Wound Care Treatment Using the Circulator Boot
About 10 to 20 years after the onset of diabetes, most people will begin to experience diabetic neuropathy. It begins with intermittent pain and tingling in the extremities, especially the feet. In later stages, the pain is more intense and constant. Finally, the area begins to lose all sensation, increasing the risk of tissue injury. The condition is caused by poor blood flow to the extremities. Many patients end up with toes or feet amputated because of the poor circulation.
CIRCULATOR BOOT SYSTEM
The circulator boot system is an approved medical device in Canada. In the USA, it is the only boot approved by the U.S. Food and Drug Administration for the treatment of arterial diseases in the leg. The procedure greatly reduces the risk of limb loss, or amputation. Studies show that patients who lose one leg are likely to lose the other and also have a shorter life expectancy.
HOW DOES IT WORK?
First, the patient sits in a specially made bed or treatment chair. Their legs are then put into inflatable plastic bags. The therapist encase the patient's legs in boots made of white fibreglass. A valve regulator, which is connected to the controller is then attached to the top of each boot. Once the circulator boot system is turned on, between heartbeats, air pulses through the bag, compressing the leg. Oxygenated blood is drawn in, and venous blood is expelled. Pressure is released just as the heart's next systolic beat occurs. The cycle is repeated from 40 to 100 times per minute. If an infected wound is present, antibiotics can be injected into the foot or leg before treatment to help the medication diffuse more effectively through the affected tissues. The procedure improves circulation by breaking down clots, re-channeling blocked vessels and forming new or small vessels to help restore blood flow.

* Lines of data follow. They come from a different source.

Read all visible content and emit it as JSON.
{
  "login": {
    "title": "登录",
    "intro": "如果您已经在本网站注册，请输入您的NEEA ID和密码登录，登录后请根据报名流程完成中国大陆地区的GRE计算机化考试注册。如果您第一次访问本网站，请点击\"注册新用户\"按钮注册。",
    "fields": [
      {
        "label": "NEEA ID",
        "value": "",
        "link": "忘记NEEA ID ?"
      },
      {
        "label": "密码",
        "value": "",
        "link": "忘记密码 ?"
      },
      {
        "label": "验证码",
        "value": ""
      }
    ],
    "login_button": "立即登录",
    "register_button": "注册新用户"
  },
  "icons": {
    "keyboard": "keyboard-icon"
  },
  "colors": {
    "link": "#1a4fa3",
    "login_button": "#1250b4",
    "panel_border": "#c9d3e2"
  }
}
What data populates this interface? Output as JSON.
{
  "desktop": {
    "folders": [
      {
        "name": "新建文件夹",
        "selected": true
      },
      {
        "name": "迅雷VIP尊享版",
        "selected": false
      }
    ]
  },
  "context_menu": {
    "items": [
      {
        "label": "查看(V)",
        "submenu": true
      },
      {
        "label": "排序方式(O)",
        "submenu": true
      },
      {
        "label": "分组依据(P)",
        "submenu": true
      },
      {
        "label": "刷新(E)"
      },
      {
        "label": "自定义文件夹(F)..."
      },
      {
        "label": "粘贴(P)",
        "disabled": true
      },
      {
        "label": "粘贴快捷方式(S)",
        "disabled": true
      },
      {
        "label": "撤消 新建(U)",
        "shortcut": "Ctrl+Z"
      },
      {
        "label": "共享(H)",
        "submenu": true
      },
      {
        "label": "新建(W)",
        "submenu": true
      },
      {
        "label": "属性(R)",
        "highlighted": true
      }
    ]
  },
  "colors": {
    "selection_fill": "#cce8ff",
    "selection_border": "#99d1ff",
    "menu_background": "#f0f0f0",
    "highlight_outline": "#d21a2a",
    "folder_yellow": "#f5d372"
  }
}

HOW LONG DOES IT TAKE TO HEAL?
The length and frequency of treatment varies for each patient. For example, patients with a pulse rate of 80 beats per minute might receive 4800 such compressions per hour. Patients with minor problems may see improvement in a few weeks. A severely diseased leg could take four to six months to save. At clinics that use the Circulator Boot, typically nine out of ten patients are able to avoid amputation.